Good Move ne freine pas la gentrification de Bruxelles, bien au contraire !
L’un des buts de Good Move était de freiner l’exode des classes moyennes hors de Bruxelles et d’en attirer de nouvelles, plus aisées (voir notre interpellation régionale).
Philippe Close, à Bruxelles Ville, se réjouit de son bon bilan, notamment du piétonnier qui aurait selon lui contribué à attirer plus d’habitants et d’entreprises dans le centre ville.
L’article reproduit ci-dessous montre que cela s’inscrit dans le contexte désormais connu de l’exode des classes moyennes, vers la périphérie mais aussi vers le centre ville (où les transports en commun sont abondants, avec ou sans Bad Move), et que l‘augmentation des prix qui en résulte pousse les classes populaires vers la sortie.
Le « succès » de la politique de M. Close contribue donc à la gentrification de Bruxelles. Mais sans doute était-ce l’effet recherché … (?)
Extrait de la page Linkedin de Bruscope :
À Bruxelles, environ 50 % de la population appartient aux classes populaires, 30 % appartient aux classes moyennes et 20 % appartient aux classes aisées (Berns et al., 2022). Notons que l’encrage résidentiel des classes aisées dans le sud et l’est de la ville est une caractéristique durable de la géographie sociale de Bruxelles , celles-ci ayant un rapport fonctionnel à la ville, s’y rendant pour les affaires, les sorties, les lieux culturels, les commerces, etc. Les quartiers populaires sont quant à eux cinq fois plus denses que les quartiers aisés. Ils sont caractérisés par une majorité de logements anciens en mauvais état, souvent mal entretenus et ayant des problèmes d’humidité, d’isolation ou d’installation électrique. La plupart des résident·e·s y sont locataires (deux ménages sur trois) et louent leur logement auprès de bailleurs privés (Van Criekingen, 2021).
On a observé ces dernières années une augmentation des résidents appartenant à la classe moyenne dans les quartiers centraux populaires de Bruxelles. Cela a entraîné une pression supplémentaire sur les prix des logements abordables dans ces quartiers, et, finalement, un rétrécissement des possibilités d’insertion pour les familles aux revenus plus modestes. Aujourd’hui, la demande des ménages aux revenus inférieurs, mais aussi moyens, semble se déplacer de manière plus concentrée vers le « croissant pauvre ». Cette partie de la ville est donc à son tour mise sous pression, en y logeant de plus en plus d’habitant·e·s « captif·ve·s » de leur logement (les nouvelles annonces étant devenues trop chères), ou parfois même repoussé·e·s vers la périphérie par la hausse des prix (De Laet, 2018; Dessouroux et al., 2016).

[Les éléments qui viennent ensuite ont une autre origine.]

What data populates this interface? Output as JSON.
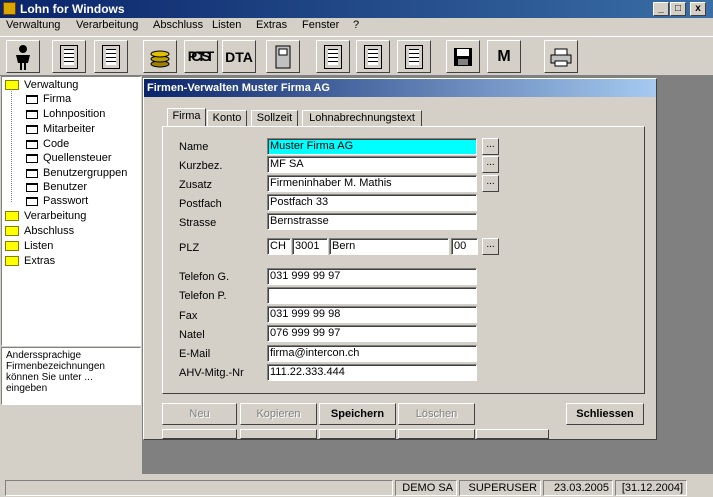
{
  "app": {
    "title": "Lohn for Windows"
  },
  "window_controls": {
    "minimize": "_",
    "maximize": "□",
    "close": "x"
  },
  "menu": [
    "Verwaltung",
    "Verarbeitung",
    "Abschluss",
    "Listen",
    "Extras",
    "Fenster",
    "?"
  ],
  "toolbar": {
    "cs_top": "CS",
    "cs_bottom": "PTT",
    "dta": "DTA",
    "m": "M",
    "doc_f": "F",
    "doc_k": "K"
  },
  "tree": {
    "root": "Verwaltung",
    "children": [
      "Firma",
      "Lohnposition",
      "Mitarbeiter",
      "Code",
      "Quellensteuer",
      "Benutzergruppen",
      "Benutzer",
      "Passwort"
    ],
    "others": [
      "Verarbeitung",
      "Abschluss",
      "Listen",
      "Extras"
    ]
  },
  "help_text": "Anderssprachige Firmenbezeichnungen können Sie unter ... eingeben",
  "subwindow": {
    "title": "Firmen-Verwalten Muster Firma AG"
  },
  "tabs": [
    "Firma",
    "Konto",
    "Sollzeit",
    "Lohnabrechnungstext"
  ],
  "form": {
    "name_label": "Name",
    "name": "Muster Firma AG",
    "kurzbez_label": "Kurzbez.",
    "kurzbez": "MF SA",
    "zusatz_label": "Zusatz",
    "zusatz": "Firmeninhaber M. Mathis",
    "postfach_label": "Postfach",
    "postfach": "Postfach 33",
    "strasse_label": "Strasse",
    "strasse": "Bernstrasse",
    "plz_label": "PLZ",
    "land": "CH",
    "plz": "3001",
    "ort": "Bern",
    "plz_extra": "00",
    "telefon_g_label": "Telefon G.",
    "telefon_g": "031 999 99 97",
    "telefon_p_label": "Telefon P.",
    "telefon_p": "",
    "fax_label": "Fax",
    "fax": "031 999 99 98",
    "natel_label": "Natel",
    "natel": "076 999 99 97",
    "email_label": "E-Mail",
    "email": "firma@intercon.ch",
    "ahv_label": "AHV-Mitg.-Nr",
    "ahv": "111.22.333.444",
    "dots": "..."
  },
  "buttons": {
    "neu": "Neu",
    "kopieren": "Kopieren",
    "speichern": "Speichern",
    "loeschen": "Löschen",
    "schliessen": "Schliessen"
  },
  "status": {
    "company": "DEMO SA",
    "user": "SUPERUSER",
    "date": "23.03.2005",
    "period_end": "[31.12.2004]"
  }
}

Cette augmentation de la demande dans les quartiers de première couronne s’est accompagnée d’une forte production de logements neufs haut de gamme. Entre 2004 et 2015, les deux tiers des nouveaux logements construits sont l’œuvre de promoteurs privés, dont à peine un sur cinq est revendu à des propriétaires particuliers (et une minorité de propriétaires-occupants) (Dessouroux et al., 2016).
Selon Mathieu Van Criekingen, enseignant chercheur en géographie à l’ULB, cette activité immobilière élevée dans les quartiers centraux est le résultat de trois principaux facteurs : l’intérêt qu’ont les petits ménages actifs sur le marché locatif pour la centralité de ces quartiers, un recentrage de l’action publique vers ces quartiers par le biais d’une politique de rénovation urbaine visant à améliorer leur attractivité et, enfin, par les mécanismes de plus-value foncière et de financiarisation (Van Criekingen, 2021).